Comment from Liu ’s chart blog
Time: Monday, January 5, 2009, 8:03 am
and ,Happy new to you!
Comment from derek
Time: Monday, January 5, 2009, 1:42 pm
Interesting that the FeedBurner list and the Google Analytics lists have only one post in common.
I understand why the most-read might not overlap with the most-commented, but the Feedburner list overlaps reasonably well with the comments. I’m surprised that the Google Analytics list overlaps so little with commented posts. Again, I suppose that’s a function of it being a count of posts read weeks and months after they were written: few people will comment on an old post, but many will comment on a fresh one. But people are as happy to read an old post as a fresh one.

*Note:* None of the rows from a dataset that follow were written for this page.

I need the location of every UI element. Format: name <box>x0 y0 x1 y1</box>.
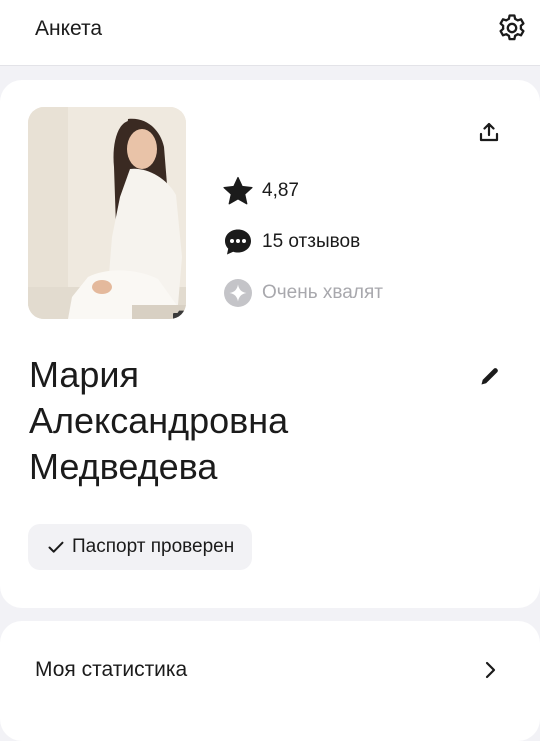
last-name: Медведева <box>29 446 218 487</box>
patronymic: Александровна <box>29 400 289 441</box>
sparkle-icon <box>224 279 252 307</box>
edit-name-button[interactable] <box>473 359 507 393</box>
first-name: Мария <box>29 354 140 395</box>
passport-verified-badge: Паспорт проверен <box>28 524 253 570</box>
share-icon <box>479 122 499 142</box>
star-icon <box>223 176 253 205</box>
my-statistics-label: Моя статистика <box>35 658 188 681</box>
settings-button[interactable] <box>494 10 530 46</box>
rating-stat: 4,87 <box>222 175 299 207</box>
camera-icon <box>173 310 186 319</box>
change-photo-button[interactable] <box>164 299 186 319</box>
chat-bubble-icon <box>225 229 251 255</box>
page-title: Анкета <box>35 17 103 40</box>
my-statistics-row[interactable]: Моя статистика <box>0 621 540 741</box>
chevron-right-icon <box>485 661 496 679</box>
gear-icon <box>499 14 525 41</box>
profile-name: Мария Александровна Медведева <box>29 352 449 490</box>
share-button[interactable] <box>472 115 506 149</box>
praise-stat: Очень хвалят <box>222 277 383 309</box>
pencil-icon <box>481 368 498 385</box>
rating-value: 4,87 <box>262 180 299 201</box>
checkmark-icon <box>48 541 64 553</box>
profile-photo-image <box>28 107 186 319</box>
badge-label: Паспорт проверен <box>72 536 235 557</box>
reviews-stat[interactable]: 15 отзывов <box>222 226 360 258</box>
profile-photo[interactable] <box>28 107 186 319</box>
profile-card: 4,87 15 отзывов Очень хвалят Мария Алекс… <box>0 80 540 608</box>
top-bar: Анкета <box>0 0 540 66</box>
reviews-count: 15 отзывов <box>262 231 361 252</box>
praise-label: Очень хвалят <box>262 282 383 303</box>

Comment from Gabriela Cerra
Time: Monday, January 5, 2009, 2:40 pm
Jon
Congratulations. Good numbers. It is not a surprise with such a good quality blog. When I see a site like yours, I don’t understand how a person can find the time to do something like this, just to help others and make theirs life easier.
What advice would you give to a new blogger?
Do you have any specific goal for 2009 for your site or blog?
Comment from Jon Peltier
Time: Monday, January 5, 2009, 4:34 pm
Derek -
I was thinking that it had to do with statistics over a long time period after a post is published, compared to short term stats for fresh pages, especially since I noted that the GA numbers were substantially higher than the FeedBurner stats. If you thought of it too, it must be a reasonable explanation.
Gabriela -
Thanks for the note. Regarding advice for a blogger, I’d say write about something you’re interested in, or you’ll never stick with it. Write regularly and write often, at least a couple times a week. Don’t worry if your writing isn’t perfect, it will improve.
Goals for 2009? Migrate to a new template, for one. This was a 2008 goal, I even purchased a decent template (Thesis), but never had time to make the transition. I even was going to work on it over the holidays, but then a client needed a lot of hands on attention. There are also some streamlining details, as well as keeping to a 3-5 post per week schedule. There’s no real shortage of ideas, just of time, especially with keeping the business running.
Comment from Darlene
Time: Thursday, January 8, 2009, 12:50 pm
Jon, May 2008 be Happy and Healthy for you. Thanks for your insight.